La base argumentative se situe à la fin du texte à partir de la ligne 32. Il y a un argument pour développer chaque thèse, lignes 32 et 35. C’est parce qu’on a une attitude rigoureuse qu’on peut accéder à une forme de morale. C’est par un comportement rationnel, réfléchi, raisonné qu’on peut atteindre cette valeur morale. Entre la ligne 36 et la fin, l’argument est que parce que la société triche en général, il n’y a pas de raison de se préoccuper d’un problème de morale (quelque soit le métier que l’on exerce). C’est la thèse refusée.

Les deux thèses sont posées au début. Les arguments interviennent à la fin entre beaucoup d’exemples qui permettent de rendre la thèse plus accessible.

II. Un texte virulent sous forme de réquisitoire : persuader

A. Les exemples

A la ligne 32, on trouve « chaque métier, chaque type d’activités » renvoie à tous les exemples qui précèdent.
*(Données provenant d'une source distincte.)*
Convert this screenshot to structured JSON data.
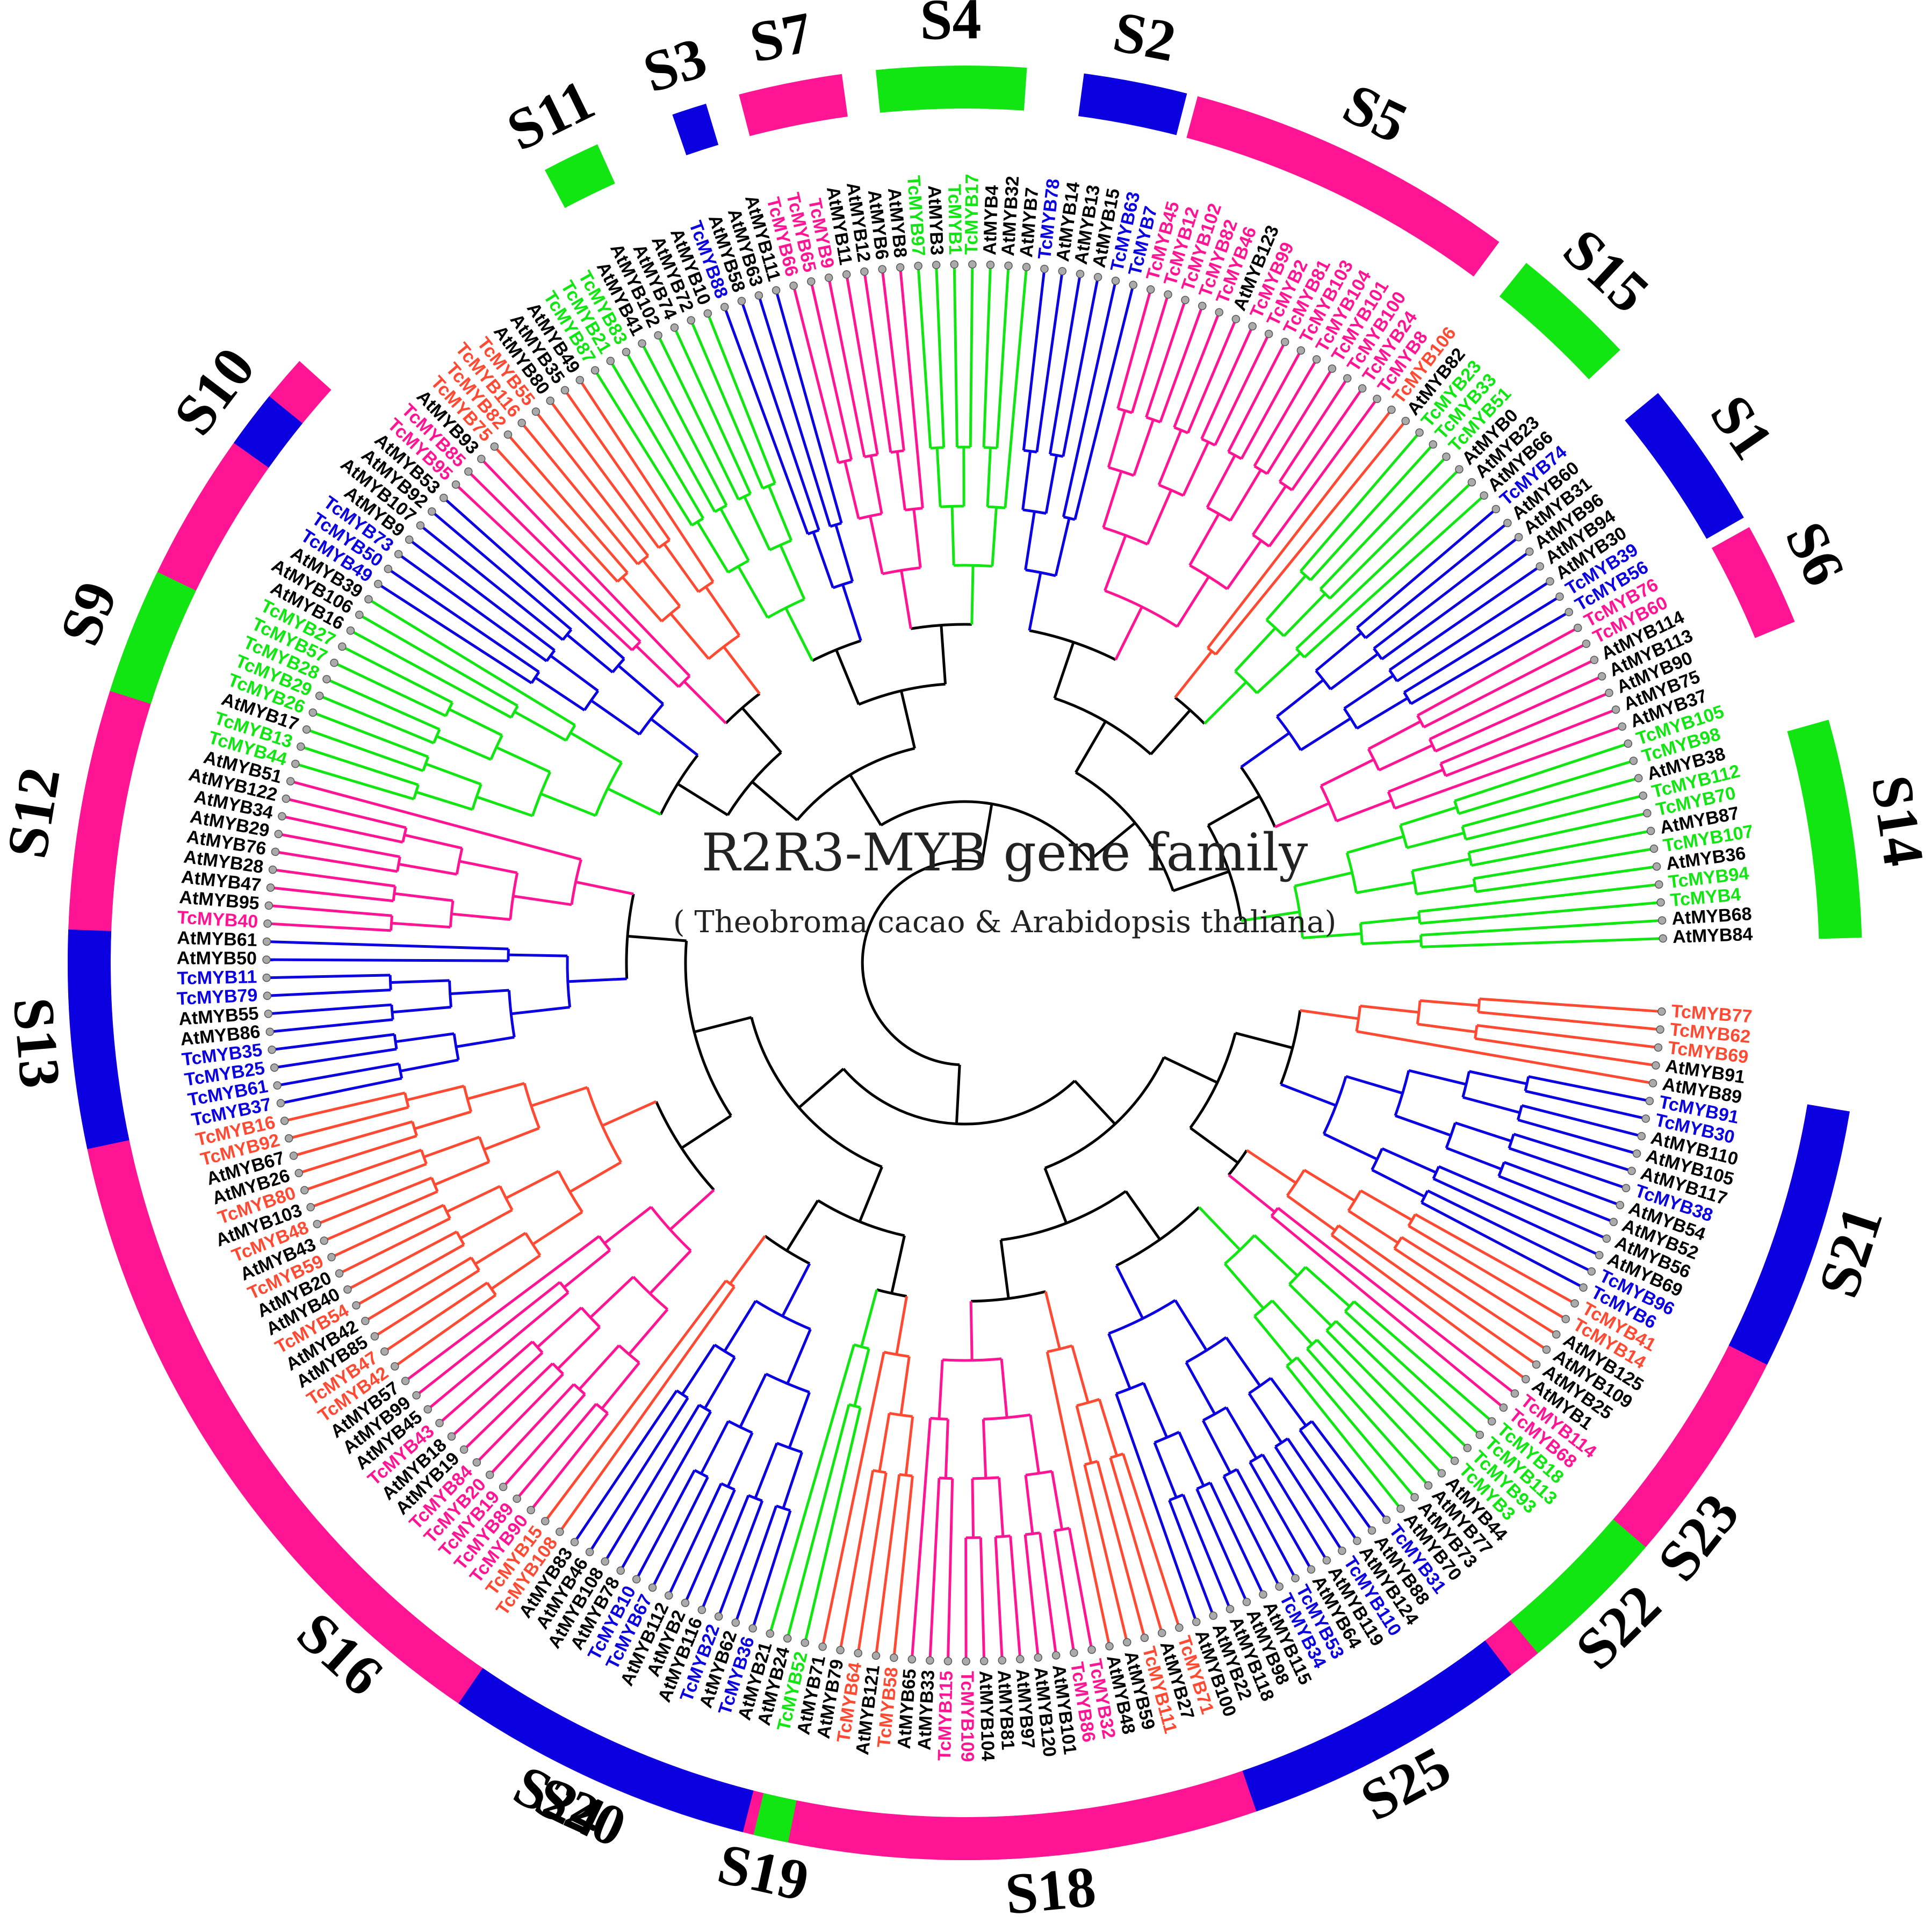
{
  "title": "R2R3-MYB gene family",
  "subtitle": "( Theobroma cacao & Arabidopsis thaliana)",
  "colors": {
    "red": "#ff4a33",
    "blue": "#0a00e0",
    "green": "#12e612",
    "magenta": "#ff1493",
    "black": "#000000"
  },
  "subfamilies": [
    {
      "label": "S14",
      "color": "green",
      "start": "AtMYB38",
      "end": "AtMYB84"
    },
    {
      "label": "S6",
      "color": "magenta",
      "start": "TcMYB76",
      "end": "AtMYB90"
    },
    {
      "label": "S1",
      "color": "blue",
      "start": "AtMYB60",
      "end": "TcMYB56"
    },
    {
      "label": "S15",
      "color": "green",
      "start": "AtMYB82",
      "end": "AtMYB23"
    },
    {
      "label": "S5",
      "color": "magenta",
      "start": "TcMYB45",
      "end": "TcMYB8"
    },
    {
      "label": "S2",
      "color": "blue",
      "start": "AtMYB14",
      "end": "TcMYB7"
    },
    {
      "label": "S4",
      "color": "green",
      "start": "AtMYB8",
      "end": "AtMYB32"
    },
    {
      "label": "S7",
      "color": "magenta",
      "start": "TcMYB66",
      "end": "AtMYB12"
    },
    {
      "label": "S3",
      "color": "blue",
      "start": "AtMYB63",
      "end": "AtMYB58"
    },
    {
      "label": "S11",
      "color": "green",
      "start": "AtMYB41",
      "end": "AtMYB74"
    },
    {
      "label": "S24",
      "color": "magenta",
      "start": "AtMYB53",
      "end": "AtMYB89"
    },
    {
      "label": "S10",
      "color": "blue",
      "start": "TcMYB73",
      "end": "AtMYB107"
    },
    {
      "label": "S9",
      "color": "green",
      "start": "TcMYB57",
      "end": "TcMYB13"
    },
    {
      "label": "S12",
      "color": "magenta",
      "start": "AtMYB51",
      "end": "TcMYB40"
    },
    {
      "label": "S13",
      "color": "blue",
      "start": "AtMYB61",
      "end": "TcMYB37"
    },
    {
      "label": "S16",
      "color": "magenta",
      "start": "TcMYB43",
      "end": "TcMYB108"
    },
    {
      "label": "S20",
      "color": "blue",
      "start": "AtMYB83",
      "end": "AtMYB24"
    },
    {
      "label": "S19",
      "color": "green",
      "start": "TcMYB52",
      "end": "AtMYB71"
    },
    {
      "label": "S18",
      "color": "magenta",
      "start": "TcMYB115",
      "end": "AtMYB48"
    },
    {
      "label": "S25",
      "color": "blue",
      "start": "AtMYB100",
      "end": "TcMYB31"
    },
    {
      "label": "S22",
      "color": "green",
      "start": "AtMYB73",
      "end": "TcMYB18"
    },
    {
      "label": "S23",
      "color": "magenta",
      "start": "TcMYB68",
      "end": "AtMYB1"
    },
    {
      "label": "S21",
      "color": "blue",
      "start": "AtMYB89",
      "end": "TcMYB96"
    }
  ],
  "leaves": [
    {
      "name": "TcMYB77",
      "color": "red"
    },
    {
      "name": "TcMYB62",
      "color": "red"
    },
    {
      "name": "TcMYB69",
      "color": "red"
    },
    {
      "name": "AtMYB91",
      "color": "black"
    },
    {
      "name": "AtMYB89",
      "color": "black"
    },
    {
      "name": "TcMYB91",
      "color": "blue"
    },
    {
      "name": "TcMYB30",
      "color": "blue"
    },
    {
      "name": "AtMYB110",
      "color": "black"
    },
    {
      "name": "AtMYB105",
      "color": "black"
    },
    {
      "name": "AtMYB117",
      "color": "black"
    },
    {
      "name": "TcMYB38",
      "color": "blue"
    },
    {
      "name": "AtMYB54",
      "color": "black"
    },
    {
      "name": "AtMYB52",
      "color": "black"
    },
    {
      "name": "AtMYB56",
      "color": "black"
    },
    {
      "name": "AtMYB69",
      "color": "black"
    },
    {
      "name": "TcMYB96",
      "color": "blue"
    },
    {
      "name": "TcMYB6",
      "color": "blue"
    },
    {
      "name": "TcMYB41",
      "color": "red"
    },
    {
      "name": "TcMYB14",
      "color": "red"
    },
    {
      "name": "AtMYB125",
      "color": "black"
    },
    {
      "name": "AtMYB109",
      "color": "black"
    },
    {
      "name": "AtMYB25",
      "color": "black"
    },
    {
      "name": "AtMYB1",
      "color": "black"
    },
    {
      "name": "TcMYB114",
      "color": "magenta"
    },
    {
      "name": "TcMYB68",
      "color": "magenta"
    },
    {
      "name": "TcMYB18",
      "color": "green"
    },
    {
      "name": "TcMYB113",
      "color": "green"
    },
    {
      "name": "TcMYB93",
      "color": "green"
    },
    {
      "name": "TcMYB3",
      "color": "green"
    },
    {
      "name": "AtMYB44",
      "color": "black"
    },
    {
      "name": "AtMYB77",
      "color": "black"
    },
    {
      "name": "AtMYB73",
      "color": "black"
    },
    {
      "name": "AtMYB70",
      "color": "black"
    },
    {
      "name": "TcMYB31",
      "color": "blue"
    },
    {
      "name": "AtMYB88",
      "color": "black"
    },
    {
      "name": "AtMYB124",
      "color": "black"
    },
    {
      "name": "TcMYB110",
      "color": "blue"
    },
    {
      "name": "AtMYB119",
      "color": "black"
    },
    {
      "name": "AtMYB64",
      "color": "black"
    },
    {
      "name": "TcMYB53",
      "color": "blue"
    },
    {
      "name": "TcMYB34",
      "color": "blue"
    },
    {
      "name": "AtMYB115",
      "color": "black"
    },
    {
      "name": "AtMYB98",
      "color": "black"
    },
    {
      "name": "AtMYB118",
      "color": "black"
    },
    {
      "name": "AtMYB22",
      "color": "black"
    },
    {
      "name": "AtMYB100",
      "color": "black"
    },
    {
      "name": "TcMYB71",
      "color": "red"
    },
    {
      "name": "AtMYB27",
      "color": "black"
    },
    {
      "name": "TcMYB111",
      "color": "red"
    },
    {
      "name": "AtMYB59",
      "color": "black"
    },
    {
      "name": "AtMYB48",
      "color": "black"
    },
    {
      "name": "TcMYB32",
      "color": "magenta"
    },
    {
      "name": "TcMYB86",
      "color": "magenta"
    },
    {
      "name": "AtMYB101",
      "color": "black"
    },
    {
      "name": "AtMYB120",
      "color": "black"
    },
    {
      "name": "AtMYB97",
      "color": "black"
    },
    {
      "name": "AtMYB81",
      "color": "black"
    },
    {
      "name": "AtMYB104",
      "color": "black"
    },
    {
      "name": "TcMYB109",
      "color": "magenta"
    },
    {
      "name": "TcMYB115",
      "color": "magenta"
    },
    {
      "name": "AtMYB33",
      "color": "black"
    },
    {
      "name": "AtMYB65",
      "color": "black"
    },
    {
      "name": "TcMYB58",
      "color": "red"
    },
    {
      "name": "AtMYB121",
      "color": "black"
    },
    {
      "name": "TcMYB64",
      "color": "red"
    },
    {
      "name": "AtMYB79",
      "color": "black"
    },
    {
      "name": "AtMYB71",
      "color": "black"
    },
    {
      "name": "TcMYB52",
      "color": "green"
    },
    {
      "name": "AtMYB24",
      "color": "black"
    },
    {
      "name": "AtMYB21",
      "color": "black"
    },
    {
      "name": "TcMYB36",
      "color": "blue"
    },
    {
      "name": "AtMYB62",
      "color": "black"
    },
    {
      "name": "TcMYB22",
      "color": "blue"
    },
    {
      "name": "AtMYB116",
      "color": "black"
    },
    {
      "name": "AtMYB2",
      "color": "black"
    },
    {
      "name": "AtMYB112",
      "color": "black"
    },
    {
      "name": "TcMYB67",
      "color": "blue"
    },
    {
      "name": "TcMYB10",
      "color": "blue"
    },
    {
      "name": "AtMYB78",
      "color": "black"
    },
    {
      "name": "AtMYB108",
      "color": "black"
    },
    {
      "name": "AtMYB46",
      "color": "black"
    },
    {
      "name": "AtMYB83",
      "color": "black"
    },
    {
      "name": "TcMYB108",
      "color": "red"
    },
    {
      "name": "TcMYB15",
      "color": "red"
    },
    {
      "name": "TcMYB90",
      "color": "magenta"
    },
    {
      "name": "TcMYB89",
      "color": "magenta"
    },
    {
      "name": "TcMYB19",
      "color": "magenta"
    },
    {
      "name": "TcMYB20",
      "color": "magenta"
    },
    {
      "name": "TcMYB84",
      "color": "magenta"
    },
    {
      "name": "AtMYB19",
      "color": "black"
    },
    {
      "name": "AtMYB18",
      "color": "black"
    },
    {
      "name": "TcMYB43",
      "color": "magenta"
    },
    {
      "name": "AtMYB45",
      "color": "black"
    },
    {
      "name": "AtMYB99",
      "color": "black"
    },
    {
      "name": "AtMYB57",
      "color": "black"
    },
    {
      "name": "TcMYB42",
      "color": "red"
    },
    {
      "name": "TcMYB47",
      "color": "red"
    },
    {
      "name": "AtMYB85",
      "color": "black"
    },
    {
      "name": "AtMYB42",
      "color": "black"
    },
    {
      "name": "TcMYB54",
      "color": "red"
    },
    {
      "name": "AtMYB40",
      "color": "black"
    },
    {
      "name": "AtMYB20",
      "color": "black"
    },
    {
      "name": "TcMYB59",
      "color": "red"
    },
    {
      "name": "AtMYB43",
      "color": "black"
    },
    {
      "name": "TcMYB48",
      "color": "red"
    },
    {
      "name": "AtMYB103",
      "color": "black"
    },
    {
      "name": "TcMYB80",
      "color": "red"
    },
    {
      "name": "AtMYB26",
      "color": "black"
    },
    {
      "name": "AtMYB67",
      "color": "black"
    },
    {
      "name": "TcMYB92",
      "color": "red"
    },
    {
      "name": "TcMYB16",
      "color": "red"
    },
    {
      "name": "TcMYB37",
      "color": "blue"
    },
    {
      "name": "TcMYB61",
      "color": "blue"
    },
    {
      "name": "TcMYB25",
      "color": "blue"
    },
    {
      "name": "TcMYB35",
      "color": "blue"
    },
    {
      "name": "AtMYB86",
      "color": "black"
    },
    {
      "name": "AtMYB55",
      "color": "black"
    },
    {
      "name": "TcMYB79",
      "color": "blue"
    },
    {
      "name": "TcMYB11",
      "color": "blue"
    },
    {
      "name": "AtMYB50",
      "color": "black"
    },
    {
      "name": "AtMYB61",
      "color": "black"
    },
    {
      "name": "TcMYB40",
      "color": "magenta"
    },
    {
      "name": "AtMYB95",
      "color": "black"
    },
    {
      "name": "AtMYB47",
      "color": "black"
    },
    {
      "name": "AtMYB28",
      "color": "black"
    },
    {
      "name": "AtMYB76",
      "color": "black"
    },
    {
      "name": "AtMYB29",
      "color": "black"
    },
    {
      "name": "AtMYB34",
      "color": "black"
    },
    {
      "name": "AtMYB122",
      "color": "black"
    },
    {
      "name": "AtMYB51",
      "color": "black"
    },
    {
      "name": "TcMYB44",
      "color": "green"
    },
    {
      "name": "TcMYB13",
      "color": "green"
    },
    {
      "name": "AtMYB17",
      "color": "black"
    },
    {
      "name": "TcMYB26",
      "color": "green"
    },
    {
      "name": "TcMYB29",
      "color": "green"
    },
    {
      "name": "TcMYB28",
      "color": "green"
    },
    {
      "name": "TcMYB57",
      "color": "green"
    },
    {
      "name": "TcMYB27",
      "color": "green"
    },
    {
      "name": "AtMYB16",
      "color": "black"
    },
    {
      "name": "AtMYB106",
      "color": "black"
    },
    {
      "name": "AtMYB39",
      "color": "black"
    },
    {
      "name": "TcMYB49",
      "color": "blue"
    },
    {
      "name": "TcMYB50",
      "color": "blue"
    },
    {
      "name": "TcMYB73",
      "color": "blue"
    },
    {
      "name": "AtMYB9",
      "color": "black"
    },
    {
      "name": "AtMYB107",
      "color": "black"
    },
    {
      "name": "AtMYB92",
      "color": "black"
    },
    {
      "name": "AtMYB53",
      "color": "black"
    },
    {
      "name": "TcMYB95",
      "color": "magenta"
    },
    {
      "name": "TcMYB85",
      "color": "magenta"
    },
    {
      "name": "AtMYB93",
      "color": "black"
    },
    {
      "name": "TcMYB75",
      "color": "red"
    },
    {
      "name": "TcMYB82",
      "color": "red"
    },
    {
      "name": "TcMYB116",
      "color": "red"
    },
    {
      "name": "TcMYB55",
      "color": "red"
    },
    {
      "name": "AtMYB80",
      "color": "black"
    },
    {
      "name": "AtMYB35",
      "color": "black"
    },
    {
      "name": "AtMYB49",
      "color": "black"
    },
    {
      "name": "TcMYB87",
      "color": "green"
    },
    {
      "name": "TcMYB21",
      "color": "green"
    },
    {
      "name": "TcMYB83",
      "color": "green"
    },
    {
      "name": "AtMYB41",
      "color": "black"
    },
    {
      "name": "AtMYB102",
      "color": "black"
    },
    {
      "name": "AtMYB74",
      "color": "black"
    },
    {
      "name": "AtMYB72",
      "color": "black"
    },
    {
      "name": "AtMYB10",
      "color": "black"
    },
    {
      "name": "TcMYB88",
      "color": "blue"
    },
    {
      "name": "AtMYB58",
      "color": "black"
    },
    {
      "name": "AtMYB63",
      "color": "black"
    },
    {
      "name": "AtMYB111",
      "color": "black"
    },
    {
      "name": "TcMYB66",
      "color": "magenta"
    },
    {
      "name": "TcMYB65",
      "color": "magenta"
    },
    {
      "name": "TcMYB9",
      "color": "magenta"
    },
    {
      "name": "AtMYB11",
      "color": "black"
    },
    {
      "name": "AtMYB12",
      "color": "black"
    },
    {
      "name": "AtMYB6",
      "color": "black"
    },
    {
      "name": "AtMYB8",
      "color": "black"
    },
    {
      "name": "TcMYB97",
      "color": "green"
    },
    {
      "name": "AtMYB3",
      "color": "black"
    },
    {
      "name": "TcMYB1",
      "color": "green"
    },
    {
      "name": "TcMYB17",
      "color": "green"
    },
    {
      "name": "AtMYB4",
      "color": "black"
    },
    {
      "name": "AtMYB32",
      "color": "black"
    },
    {
      "name": "AtMYB7",
      "color": "black"
    },
    {
      "name": "TcMYB78",
      "color": "blue"
    },
    {
      "name": "AtMYB14",
      "color": "black"
    },
    {
      "name": "AtMYB13",
      "color": "black"
    },
    {
      "name": "AtMYB15",
      "color": "black"
    },
    {
      "name": "TcMYB63",
      "color": "blue"
    },
    {
      "name": "TcMYB7",
      "color": "blue"
    },
    {
      "name": "TcMYB45",
      "color": "magenta"
    },
    {
      "name": "TcMYB12",
      "color": "magenta"
    },
    {
      "name": "TcMYB102",
      "color": "magenta"
    },
    {
      "name": "TcMYB82",
      "color": "magenta"
    },
    {
      "name": "TcMYB46",
      "color": "magenta"
    },
    {
      "name": "AtMYB123",
      "color": "black"
    },
    {
      "name": "TcMYB99",
      "color": "magenta"
    },
    {
      "name": "TcMYB2",
      "color": "magenta"
    },
    {
      "name": "TcMYB81",
      "color": "magenta"
    },
    {
      "name": "TcMYB103",
      "color": "magenta"
    },
    {
      "name": "TcMYB104",
      "color": "magenta"
    },
    {
      "name": "TcMYB101",
      "color": "magenta"
    },
    {
      "name": "TcMYB100",
      "color": "magenta"
    },
    {
      "name": "TcMYB24",
      "color": "magenta"
    },
    {
      "name": "TcMYB8",
      "color": "magenta"
    },
    {
      "name": "TcMYB106",
      "color": "red"
    },
    {
      "name": "AtMYB82",
      "color": "black"
    },
    {
      "name": "TcMYB23",
      "color": "green"
    },
    {
      "name": "TcMYB33",
      "color": "green"
    },
    {
      "name": "TcMYB51",
      "color": "green"
    },
    {
      "name": "AtMYB0",
      "color": "black"
    },
    {
      "name": "AtMYB23",
      "color": "black"
    },
    {
      "name": "AtMYB66",
      "color": "black"
    },
    {
      "name": "TcMYB74",
      "color": "blue"
    },
    {
      "name": "AtMYB60",
      "color": "black"
    },
    {
      "name": "AtMYB31",
      "color": "black"
    },
    {
      "name": "AtMYB96",
      "color": "black"
    },
    {
      "name": "AtMYB94",
      "color": "black"
    },
    {
      "name": "AtMYB30",
      "color": "black"
    },
    {
      "name": "TcMYB39",
      "color": "blue"
    },
    {
      "name": "TcMYB56",
      "color": "blue"
    },
    {
      "name": "TcMYB76",
      "color": "magenta"
    },
    {
      "name": "TcMYB60",
      "color": "magenta"
    },
    {
      "name": "AtMYB114",
      "color": "black"
    },
    {
      "name": "AtMYB113",
      "color": "black"
    },
    {
      "name": "AtMYB90",
      "color": "black"
    },
    {
      "name": "AtMYB75",
      "color": "black"
    },
    {
      "name": "AtMYB37",
      "color": "black"
    },
    {
      "name": "TcMYB105",
      "color": "green"
    },
    {
      "name": "TcMYB98",
      "color": "green"
    },
    {
      "name": "AtMYB38",
      "color": "black"
    },
    {
      "name": "TcMYB112",
      "color": "green"
    },
    {
      "name": "TcMYB70",
      "color": "green"
    },
    {
      "name": "AtMYB87",
      "color": "black"
    },
    {
      "name": "TcMYB107",
      "color": "green"
    },
    {
      "name": "AtMYB36",
      "color": "black"
    },
    {
      "name": "TcMYB94",
      "color": "green"
    },
    {
      "name": "TcMYB4",
      "color": "green"
    },
    {
      "name": "AtMYB68",
      "color": "black"
    },
    {
      "name": "AtMYB84",
      "color": "black"
    }
  ]
}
On révèle diverses corporations, trois exemples autour du domaine médical (à rattacher avec la profession de l’auteur), lignes 8, 16, et 21. De plus, il y a le domaine de la religion, du sport ligne 23 avec « joueur », le domaine des médias ligne 26 avec « journaliste », domaine politique à la ligne 30 et 42 avec « ceux […] pouvoir ». Ce sont donc des exemples très diversifiés et il y a des choix différents d’époques qui accentuent la diversité : il y a deux explications historiques (1er et 2ème paragraphe ? nazisme, Moyen-Age, et siècles qui suivent). Il y a une diversité dans les milieux sociaux à la ligne 36 « petit lascar des rues », ligne 38 « délinquance […] pièces ». Presque tous ces exemples commencent par « lorsque », c’est une anaphore qui permet d’accentuer le fait qu’on aborde à chaque fois de nouveaux éléments. Chaque exemple dans sa construction permet d’accentuer le propos : il y a une négation par exemple « ce n’était pas les hommes de sciences » juste après une affirmation contradictoire « c’était » et se termine par une critique très forte ? cf. choix du vocabulaire : « auteurs du génocide » à la ligne 12 qui renvoie à la destruction massive. A la ligne 27, il y a « censure, faussaire, courtisan » qui est une accumulation de termes négatifs + une gradation : « censure, faussaire, courtisan » ? raconte des mensonges, courtisans, hypocrite, flatterie, etc…

B. Les procédés utilisés

Dans les exemples, est utilisé la généralisation. Il y a utilisation de « nous » qui inclut l’auteur et le lecteur, « vous » (ligne 20, 24, 26, 30). Il y a une interpellation du lecteur, c’est une façon de le bouleverser, de le faire réagir. Il y a l’emploi du présent de vérité générale qui permet d’étendre l’accusation.

Il y a des formules figées comme des maximes à la ligne 39 « pas vu pas pris », des formules impersonnelles, elliptiques (droit au but) simples. A tout cela s’ajoute l’emploi du discours direct mais anonyme, et ligne 43 il y a des formules brèves.

La fin du texte est très forte car redoutable. Le thème de la mort est présent à la ligne 45 « meurt à petit feu et se suicide ». Les gens d’exception n’ont pas vraiment leur place dans la société de notre époque. C’est un constat un peu désespéré, qui rehausse la valeur des gens « héros » qui ne se font pas avoir par l’immortalité.